Recent volcanic rock dating connected with the Hasan Dağı twin-peaks volcano, which towers over the prehistoric settlement of Çatalhöyük in Anatolia suggests a mural found on the site may depict a eruption actually experienced by the site’s inhabitants. This is what scientist Axel Schmitt and an international team of scholars are suggesting according to results published in the open access journal PLOS ONE.

Dating to 6600 BC, the mural found at Çatalhöyük, depicting the settlement spreading along the mountain’ s  foothil,  has been seen as the oldest known map. A further interpretation of the mural also suggests that an explosive summit eruption is depicted. However, the lack of scientific evidence that an eruption actually took place when the prehistoric settlement was in use had made the theory questionable.

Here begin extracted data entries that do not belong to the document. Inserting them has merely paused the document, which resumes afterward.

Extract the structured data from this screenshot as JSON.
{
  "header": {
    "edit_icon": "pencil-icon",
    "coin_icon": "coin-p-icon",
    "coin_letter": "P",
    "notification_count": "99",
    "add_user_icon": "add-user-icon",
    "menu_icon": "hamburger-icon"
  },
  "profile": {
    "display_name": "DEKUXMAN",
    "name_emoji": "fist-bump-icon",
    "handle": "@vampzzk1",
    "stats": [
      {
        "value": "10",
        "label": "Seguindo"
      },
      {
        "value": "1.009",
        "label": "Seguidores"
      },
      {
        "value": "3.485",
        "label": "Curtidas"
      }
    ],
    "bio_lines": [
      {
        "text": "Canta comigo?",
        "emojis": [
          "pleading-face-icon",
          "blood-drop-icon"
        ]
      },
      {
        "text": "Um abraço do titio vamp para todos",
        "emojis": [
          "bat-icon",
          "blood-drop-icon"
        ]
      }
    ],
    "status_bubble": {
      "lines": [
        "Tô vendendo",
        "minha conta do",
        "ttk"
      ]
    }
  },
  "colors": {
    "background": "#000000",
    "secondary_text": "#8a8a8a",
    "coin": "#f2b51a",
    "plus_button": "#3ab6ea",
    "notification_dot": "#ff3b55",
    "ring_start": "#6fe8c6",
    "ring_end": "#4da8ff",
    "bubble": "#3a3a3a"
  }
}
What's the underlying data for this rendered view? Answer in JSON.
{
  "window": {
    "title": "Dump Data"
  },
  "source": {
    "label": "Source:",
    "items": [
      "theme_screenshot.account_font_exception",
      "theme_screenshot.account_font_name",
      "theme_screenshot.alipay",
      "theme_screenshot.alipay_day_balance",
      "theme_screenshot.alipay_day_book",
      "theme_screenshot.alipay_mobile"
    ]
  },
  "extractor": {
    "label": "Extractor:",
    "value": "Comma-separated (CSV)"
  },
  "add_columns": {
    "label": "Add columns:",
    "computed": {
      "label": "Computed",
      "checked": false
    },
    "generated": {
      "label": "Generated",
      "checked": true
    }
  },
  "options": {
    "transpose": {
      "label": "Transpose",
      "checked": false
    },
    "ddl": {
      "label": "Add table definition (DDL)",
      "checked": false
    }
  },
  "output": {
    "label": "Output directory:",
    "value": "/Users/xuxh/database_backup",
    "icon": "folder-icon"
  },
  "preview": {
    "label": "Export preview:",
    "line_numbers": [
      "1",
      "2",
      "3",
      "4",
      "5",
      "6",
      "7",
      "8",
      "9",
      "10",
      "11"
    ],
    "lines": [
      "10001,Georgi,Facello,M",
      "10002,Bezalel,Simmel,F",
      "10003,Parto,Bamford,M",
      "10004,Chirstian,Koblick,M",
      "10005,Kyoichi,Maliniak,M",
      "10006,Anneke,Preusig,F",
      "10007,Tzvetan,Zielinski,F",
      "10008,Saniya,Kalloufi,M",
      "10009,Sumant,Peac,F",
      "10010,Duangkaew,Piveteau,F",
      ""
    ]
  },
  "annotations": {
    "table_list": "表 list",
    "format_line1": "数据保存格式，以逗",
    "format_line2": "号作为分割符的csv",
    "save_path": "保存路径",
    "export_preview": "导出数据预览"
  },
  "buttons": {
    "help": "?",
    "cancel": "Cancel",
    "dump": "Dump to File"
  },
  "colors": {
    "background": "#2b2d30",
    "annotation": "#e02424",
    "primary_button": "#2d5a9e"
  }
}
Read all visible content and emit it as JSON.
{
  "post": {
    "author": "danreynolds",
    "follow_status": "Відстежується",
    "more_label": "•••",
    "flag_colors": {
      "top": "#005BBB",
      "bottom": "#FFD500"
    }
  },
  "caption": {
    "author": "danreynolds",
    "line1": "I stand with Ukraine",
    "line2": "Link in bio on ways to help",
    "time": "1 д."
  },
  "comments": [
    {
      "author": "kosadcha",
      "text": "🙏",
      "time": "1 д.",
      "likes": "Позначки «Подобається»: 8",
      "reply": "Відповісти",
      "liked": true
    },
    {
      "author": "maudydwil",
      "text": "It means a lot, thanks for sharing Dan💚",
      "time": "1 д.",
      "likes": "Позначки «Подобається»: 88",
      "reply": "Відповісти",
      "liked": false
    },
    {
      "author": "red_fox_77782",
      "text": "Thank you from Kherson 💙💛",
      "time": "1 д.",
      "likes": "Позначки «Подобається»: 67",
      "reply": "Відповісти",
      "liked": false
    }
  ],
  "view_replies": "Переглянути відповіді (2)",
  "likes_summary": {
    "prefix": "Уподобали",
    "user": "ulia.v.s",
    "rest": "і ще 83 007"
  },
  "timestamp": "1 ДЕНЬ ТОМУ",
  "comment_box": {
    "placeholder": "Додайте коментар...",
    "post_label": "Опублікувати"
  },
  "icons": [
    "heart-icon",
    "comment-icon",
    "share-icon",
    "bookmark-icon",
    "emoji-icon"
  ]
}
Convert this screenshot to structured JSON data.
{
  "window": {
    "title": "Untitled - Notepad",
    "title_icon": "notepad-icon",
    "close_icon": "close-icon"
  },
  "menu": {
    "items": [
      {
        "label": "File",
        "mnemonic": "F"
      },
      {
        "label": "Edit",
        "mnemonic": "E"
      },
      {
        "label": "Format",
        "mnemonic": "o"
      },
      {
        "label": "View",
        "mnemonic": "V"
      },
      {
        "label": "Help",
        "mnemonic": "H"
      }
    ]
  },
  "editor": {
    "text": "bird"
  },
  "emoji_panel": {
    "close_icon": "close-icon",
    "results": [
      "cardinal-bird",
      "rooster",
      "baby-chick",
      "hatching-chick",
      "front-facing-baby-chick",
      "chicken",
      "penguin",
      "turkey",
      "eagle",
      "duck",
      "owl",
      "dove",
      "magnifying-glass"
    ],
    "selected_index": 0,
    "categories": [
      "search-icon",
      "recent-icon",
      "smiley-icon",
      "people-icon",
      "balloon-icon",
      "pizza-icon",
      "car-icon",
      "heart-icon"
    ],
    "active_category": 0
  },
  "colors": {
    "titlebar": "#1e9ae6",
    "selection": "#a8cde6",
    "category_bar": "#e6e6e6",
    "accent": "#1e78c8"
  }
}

UCLA scholar Schmitt, an associate professor in the department of Earth and space sciences, and a number of Turkish archaeologists analysed rocks from Hasan Dağı volcano in order to determine whether it was active during that time.They collected and analysed volcanic rock samples from the summit and flanks of the Hasan Dağı volcano using (U-Th)/He zircon geochronology. These ages were then compared to the archaeological date of the mural. As reported on Past Horizons website, the dating of the volcanic rock indicated an eruption around 6900 BC, which closely overlaps with the time the mural was estimated to have been painted in Çatalhöyük. The overlapping time frames indicate humans in the region may have witnessed this eruption.

“We tested the hypothesis that the Çatalhöyük mural depicts a volcanic eruption and discovered a geological record consistent with this hypothesis. Our work also demonstrates that Hasan Dağı volcano has potential for future eruptions.”, says Schmitt.